Jules goes back for Ben leaving Reia
to deal with the whole mutant family.
Why are all the mesy windows on every car
in this movie open? A monster crawls through the car after Reia, forcing her out. When
Jules gets Ben and Reia back in the car, the monster leers through the open back hatch
window and Jules blasts its head off.
This has been an emotional anti-reptile ad for us
all, but if you’re ever chased out of your home by the local predator species, just cry ON THE WAY to
the hospital. You know, cuz your husband’s still bleeding out like Mr. Orange in the backseat.
These bitey boys were pretty hardcore, all things considered, and plot armor saved
this family more times than Brad Pitt’s in World War Z. But, the sewer salamanders
only seem to attack the house after Ben’s fertilizer bomb goes off in the caves.
It’s possible that if they had remained inside and kept their danged doors actually shut
for once that they could have made it through the night and escaped during the day. OR, they could
have tried luring the monsters away with sound or meat to beat a hasty retreat to their car.

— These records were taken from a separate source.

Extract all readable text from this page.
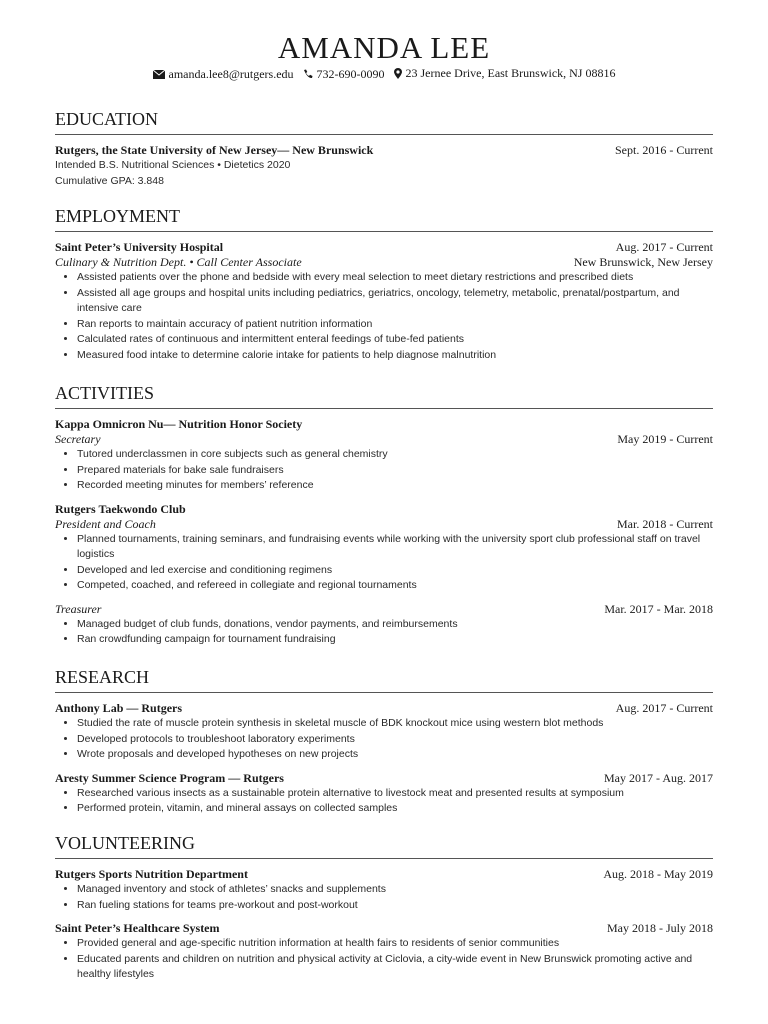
AMANDA LEE
amanda.lee8@rutgers.edu
732-690-0090
23 Jernee Drive, East Brunswick, NJ 08816
EDUCATION
Rutgers, the State University of New Jersey— New Brunswick	Sept. 2016 - Current
Intended B.S. Nutritional Sciences • Dietetics 2020
Cumulative GPA: 3.848
EMPLOYMENT
Saint Peter’s University Hospital	Aug. 2017 - Current
Culinary & Nutrition Dept. • Call Center Associate	New Brunswick, New Jersey
• Assisted patients over the phone and bedside with every meal selection to meet dietary restrictions and prescribed diets
• Assisted all age groups and hospital units including pediatrics, geriatrics, oncology, telemetry, metabolic, prenatal/postpartum, and intensive care
• Ran reports to maintain accuracy of patient nutrition information
• Calculated rates of continuous and intermittent enteral feedings of tube-fed patients
• Measured food intake to determine calorie intake for patients to help diagnose malnutrition
ACTIVITIES
Kappa Omnicron Nu— Nutrition Honor Society
Secretary	May 2019 - Current
• Tutored underclassmen in core subjects such as general chemistry
• Prepared materials for bake sale fundraisers
• Recorded meeting minutes for members’ reference
Rutgers Taekwondo Club
President and Coach	Mar. 2018 - Current
• Planned tournaments, training seminars, and fundraising events while working with the university sport club professional staff on travel logistics
• Developed and led exercise and conditioning regimens
• Competed, coached, and refereed in collegiate and regional tournaments
Treasurer	Mar. 2017 - Mar. 2018
• Managed budget of club funds, donations, vendor payments, and reimbursements
• Ran crowdfunding campaign for tournament fundraising
RESEARCH
Anthony Lab — Rutgers	Aug. 2017 - Current
• Studied the rate of muscle protein synthesis in skeletal muscle of BDK knockout mice using western blot methods
• Developed protocols to troubleshoot laboratory experiments
• Wrote proposals and developed hypotheses on new projects
Aresty Summer Science Program — Rutgers	May 2017 - Aug. 2017
• Researched various insects as a sustainable protein alternative to livestock meat and presented results at symposium
• Performed protein, vitamin, and mineral assays on collected samples
VOLUNTEERING
Rutgers Sports Nutrition Department	Aug. 2018 - May 2019
• Managed inventory and stock of athletes’ snacks and supplements
• Ran fueling stations for teams pre-workout and post-workout
Saint Peter’s Healthcare System	May 2018 - July 2018
• Provided general and age-specific nutrition information at health fairs to residents of senior communities
• Educated parents and children on nutrition and physical activity at Ciclovia, a city-wide event in New Brunswick promoting active and healthy lifestyles
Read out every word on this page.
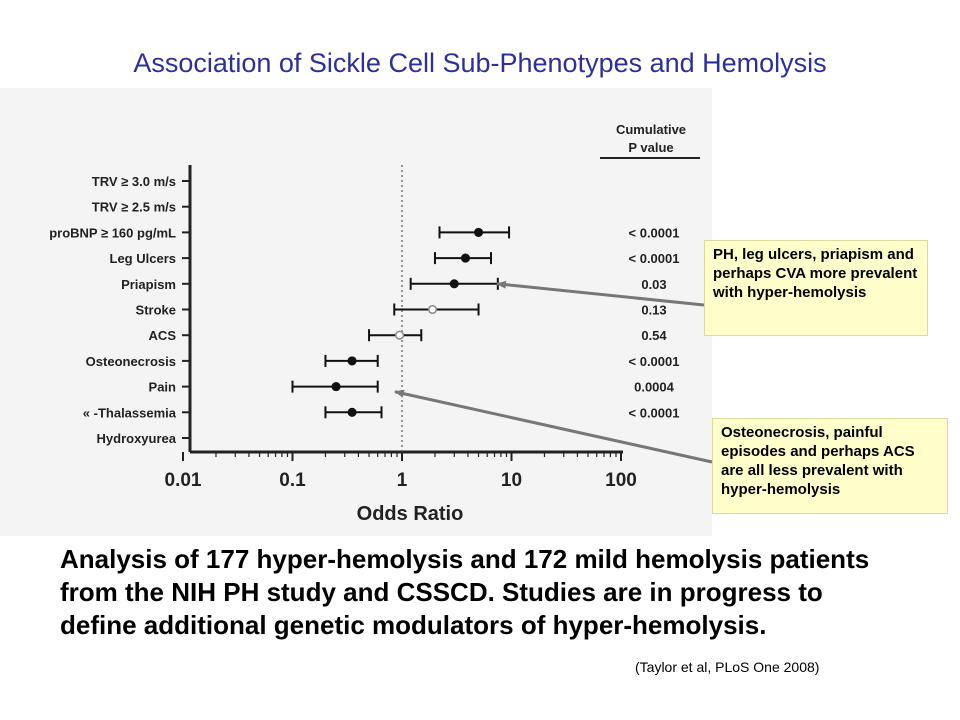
Association of Sickle Cell Sub-Phenotypes and Hemolysis
TRV ≥ 3.0 m/s
TRV ≥ 2.5 m/s
proBNP ≥ 160 pg/mL	< 0.0001
Leg Ulcers	< 0.0001
Priapism	0.03
Stroke	0.13
ACS	0.54
Osteonecrosis	< 0.0001
Pain	0.0004
« -Thalassemia	< 0.0001
Hydroxyurea
0.01	0.1	1	10	100
Odds Ratio
Cumulative
P value
PH, leg ulcers, priapism and perhaps CVA more prevalent with hyper-hemolysis
Osteonecrosis, painful episodes and perhaps ACS are all less prevalent with hyper-hemolysis
Analysis of 177 hyper-hemolysis and 172 mild hemolysis patients from the NIH PH study and CSSCD. Studies are in progress to define additional genetic modulators of hyper-hemolysis.
(Taylor et al, PLoS One 2008)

Whether they survive or not comes down to how arbitrary the monsters are about
attacking, but all things considered, NOT going into the water tank with a half
baked pipe bomb was definitely the smarter move. They would have likely survived the night
without needly bites all over their bodies.
For those reasons, I think THE TANK was Beaten.
And remember…just hire a professional.